RW wanted to go with CRs for the same reason you did.  I am very un-trusting of them, myself.  I threw the supposedly CR9 Bebilith at a 9th level party.  If I hadn't stripped it of about half its powers after the battle started, it would have been a Total Party Kill.

Maybe that CR is fixed in the errata.  I dunno.  I downloaded them, but I haven't even looked at them.  And I bet most people haven't even gotten that far.  I just don't trust published CR's.

BTW, Summon Outsider should have the same HD chart as Summon Elemental.


----------



## nharwell (Dec 15, 2002)

Did you use the same numbers for the CR version of the spell list? If not, would you mind posting the numbers you did use? I only use CRs for summoning-type spells.  While I won't argue that CR can be problematic, hit dice is a much worse indicator of power. There are vast disparities of power between monsters of similar hit dice and I've found CR to work better, even if it's not perfect. Using hit dice for summoning limits is akin to using Strength -- it does serve as an indicator of power in some circumstances; in most, however, it is not a particularly useful measurement.


----------



## Great Cthulhu (Dec 15, 2002)

I would like to see the Challenge Rating versions as well. Could you please post them?


----------



## Cyberzombie (Dec 25, 2002)

I'll get those in the FAQ so that people have a choice, since it seems to be about 50/50.  I'll have to look up the Bind list, but for summon, you can just use the table from Dragon 302:

Level:  CR
 1:       less than 1
 2:       1
 3:       2
 4:       3
 5:       4-5
 6:       6-7
 7:       8-9
 8:       10-11
 9:       12-13

edit: I hate trying to post tables on message boards.  Razzle frazza morgle bargle growf...


----------



## Great Cthulhu (Dec 26, 2002)

Thanks.

Looking at the table though I feel it might be a bit too much on the conservative side.

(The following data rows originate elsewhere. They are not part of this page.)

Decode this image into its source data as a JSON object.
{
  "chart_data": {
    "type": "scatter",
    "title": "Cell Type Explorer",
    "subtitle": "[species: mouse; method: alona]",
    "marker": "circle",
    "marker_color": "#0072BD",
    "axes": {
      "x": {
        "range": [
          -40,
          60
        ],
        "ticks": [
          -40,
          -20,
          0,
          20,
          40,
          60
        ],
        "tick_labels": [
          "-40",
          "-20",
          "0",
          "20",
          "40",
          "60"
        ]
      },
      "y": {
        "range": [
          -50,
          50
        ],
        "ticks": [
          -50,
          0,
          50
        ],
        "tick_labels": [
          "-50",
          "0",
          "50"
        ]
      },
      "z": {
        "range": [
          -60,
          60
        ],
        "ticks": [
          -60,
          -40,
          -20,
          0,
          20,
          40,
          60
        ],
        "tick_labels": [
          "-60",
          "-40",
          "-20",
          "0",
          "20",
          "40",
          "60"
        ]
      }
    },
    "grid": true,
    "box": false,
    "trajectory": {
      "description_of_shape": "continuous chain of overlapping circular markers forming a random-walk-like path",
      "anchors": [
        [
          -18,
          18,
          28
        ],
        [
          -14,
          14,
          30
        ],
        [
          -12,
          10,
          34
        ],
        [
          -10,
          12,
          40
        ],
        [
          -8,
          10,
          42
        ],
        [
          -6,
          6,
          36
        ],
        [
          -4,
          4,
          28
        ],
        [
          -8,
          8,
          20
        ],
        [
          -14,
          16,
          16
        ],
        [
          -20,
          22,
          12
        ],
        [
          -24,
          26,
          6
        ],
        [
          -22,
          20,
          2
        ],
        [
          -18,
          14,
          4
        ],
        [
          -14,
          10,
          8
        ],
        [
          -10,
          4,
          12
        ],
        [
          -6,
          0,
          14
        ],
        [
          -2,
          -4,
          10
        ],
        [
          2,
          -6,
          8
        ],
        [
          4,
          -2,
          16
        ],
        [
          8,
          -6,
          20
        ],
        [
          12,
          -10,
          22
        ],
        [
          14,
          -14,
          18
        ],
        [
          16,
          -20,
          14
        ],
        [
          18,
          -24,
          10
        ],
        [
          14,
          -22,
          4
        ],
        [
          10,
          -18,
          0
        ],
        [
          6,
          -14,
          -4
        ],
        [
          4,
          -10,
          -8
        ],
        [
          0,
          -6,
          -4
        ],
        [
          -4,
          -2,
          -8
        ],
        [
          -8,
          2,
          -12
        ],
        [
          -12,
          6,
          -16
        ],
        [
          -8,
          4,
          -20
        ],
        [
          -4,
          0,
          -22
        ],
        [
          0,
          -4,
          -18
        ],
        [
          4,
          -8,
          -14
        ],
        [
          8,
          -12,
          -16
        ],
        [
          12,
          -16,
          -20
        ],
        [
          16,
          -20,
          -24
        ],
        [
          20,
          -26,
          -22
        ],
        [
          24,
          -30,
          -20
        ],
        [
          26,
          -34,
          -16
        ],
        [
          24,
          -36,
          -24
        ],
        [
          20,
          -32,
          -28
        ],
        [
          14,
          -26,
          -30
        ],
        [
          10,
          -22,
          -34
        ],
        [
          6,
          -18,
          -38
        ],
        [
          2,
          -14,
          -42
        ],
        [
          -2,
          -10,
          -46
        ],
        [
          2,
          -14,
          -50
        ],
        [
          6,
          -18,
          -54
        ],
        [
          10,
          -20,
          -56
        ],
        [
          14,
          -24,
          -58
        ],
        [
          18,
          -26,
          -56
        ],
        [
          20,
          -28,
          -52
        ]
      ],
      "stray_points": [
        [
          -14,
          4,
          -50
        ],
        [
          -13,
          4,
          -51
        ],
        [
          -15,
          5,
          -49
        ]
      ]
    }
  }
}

Is there anyway to enforce a Binding spell on a creature? If a Demon wants to stay on the Prime Material Plane what do you do than? The Binding spell lacks a way to punish a summoned creature that breaks the pact except for being forced to stay on the same plane.


----------



## Suldulin (Dec 26, 2002)

Great Cthulhu said:
			
		

> *Thanks.
> 
> Looking at the table though I feel it might be a bit too much on the conservative side.
> 
> Is there anyway to enforce a Binding spell on a creature? If a Demon wants to stay on the Prime Material Plane what do you do than? The Binding spell lacks a way to punish a summoned creature that breaks the pact except for being forced to stay on the same plane. *




Since they are physically on the same plane you can a) truly kill them, b) mentally torture them by playing manathons of telly tubbies and barney and then put them out of their misery


----------



## Cyberzombie (Dec 31, 2002)

Binding should have been called something more like Calling.  Binding implies control.  The spell list, however, does not give you any control.  If you don't have some way of controlling the creature on your own -- by spell or brute force -- you are in a world of hurt.

While Teletubbies and Barney would work, the lesser known "Sagwa the Chinese Siamese Cat" or "Cailou" (I'm not sure of the spelling on that one) would work even better.  You discover some true horrors on PBS when you have a 6 year old.  ~shudders~

However, once you *have* beaten them into submission, they should have to follow the letter of any agreement.  This will need some errata'ing, I think.

As for the conservative nature of the table -- you might be right.  I'll tinker with it.  That's just the "official" Core rules table.


----------